As the Wicked Watch(109)
“Hi,” I said back.
“You look lost,” she said.
And you look like the woman who just got out of the car out front.
“Can I help you find something?” she said. “This place is a maze.”
I could say no or I could make up a name. I decided to improvise.
“I’m looking fo-o-o-or Mad Cash Talent Management?” I said, sounding intentionally unsure of myself.
“Good news! You made it,” she said. “Is Terrence expecting you?”
Before I answered, I paused to see if she recognized me. “Yes, I think so,” I said. “I’m not sure if he got my message.”
“Okay, well, come on in and have a seat in his office. He’ll be with you in a minute,” she said.
“Thanks.”
“What’s your name?”
Damn it, I knew she was going to ask me that.
“J,” I said. “Everybody calls me J.”
“Okay, J.”
“Is there a bathroom?” I asked.
“Yeah, yeah. Just to the left of Terry’s office,” she said.
I walked through the sparsely furnished room Terrence Bankhead called his office and wondered how anyone in their right mind would believe this guy was legit. I’d seen chicken houses in East Texas with more swag. The plaques on the wall looked like they’d been printed off the internet, and crooked photos of celebrities that Terrence in no way had anything to do with decorated the area: Michael Jackson, Mary J. Blige, Johnny Gill, and Toni Braxton.
People believe what they want to believe.
The bathroom was fairly clean but cluttered. The wastebasket needed emptying, and a constant drip-drip-drip of the faucet explained the tea-colored brown stain that encircled the drain. I went in and locked the door behind me, then pressed send on the text to Joey. I wasn’t sure what I was looking for, but I would know it when I found it. The overflowing wastebasket seemed like a good place to start. I reached inside my purse and pulled out a state-certified evidence collection kit complete with swabs, fingerprint lifts, zip-top bags, and most important, gloves. The bin was full of crusty paper towels and balls of toilet paper. Near the bottom, I came upon a used condom, which I gathered up with tongs and placed in a zip-top bag, and a large Band-Aid with a substantial amount of dried blood, which I collected, too.
I heard voices outside the door.
“Who’d she say she was? J? I don’t know no J. Where is she at now?” said a man’s voice.
“She said she was going to the bathroom,” she said.
“All right. Put the girls in the studio so they can work on that verse,” he said.
“Okay,” the woman said. “Hey, Tashena and Robin, come on! Let’s go!”
The next thing I heard was a knock at the bathroom door.
“J?” a man said. “Come on out.”
“Just a minute.” I knew the minute I stepped out of the bathroom, it was on, and I didn’t have the friendly receptionist in the room with me anymore as a witness.
“I don’t do drop-ins, lady. Appointments only,” he said from the other side of the door. “Come on out.”
I took a deep breath and pulled the hoodie off my head.
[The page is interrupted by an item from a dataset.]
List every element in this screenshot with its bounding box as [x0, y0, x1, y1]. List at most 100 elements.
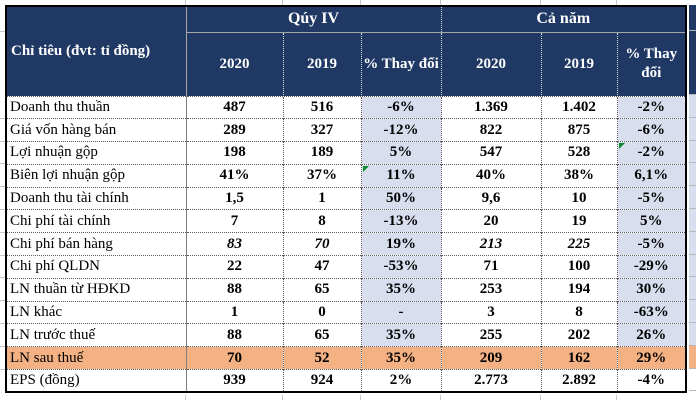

Fear was not a luxury I could afford at this moment. Strength was all I had, and I wasn’t sure about that. I unlocked the bathroom door and stepped out to meet Terrence Bankhead at last. His back was to me, but he turned around when he heard my heels clacking on the floor.
He looked and dressed young, in black jeans and a white T-shirt, with a black, red, and white jacket that resembled a race-car driver’s.
A dope-ass jacket.
It took him a moment to recognize me. “What the fuck are you doing here?”
I didn’t know if it was what I already knew about him or those thick eyebrows of his practically growing into a unibrow, but he looked sinister, like a snake about to strike.
“You know who I am?” I asked him.
“Yeah, I know you,” he said. “You’re that bitch on TV who got her ass beat.”
Right then, I started praying that the squad car would show up.
“Wow, that was hostile,” I said, struggling to hold my poker face. “How do you know that I’m not here to make you famous?”
“What are you doing dropping my name to the police?” he asked me.
How did he know about that?
“Terrence, I’m here for one reason. To find out what you know about what happened to Masey James,” I said.
“What makes you think I know anything?” he said.
“Are we gonna play this game?”
“Who the fuck are you? A cop?” Terrence rose out of his chair and took three steps in my direction.
“Don’t come any closer,” I said.
“Bitch, this is my house!”
His quickness to anger told me everything I needed to know about how my being there made him feel.
“I’ll tell you why I’m here,” I said, stalling. “I know that you were picking Masey up from school. Somebody saw you and identified you. Oh, and I told the police that, too.”
He stood there silent.
“And another thing,” I said, taunting him, “there’s the matter of a picture of you with the victim with your hand on her ass. How old was she? Fifteen? That’s statutory rape.”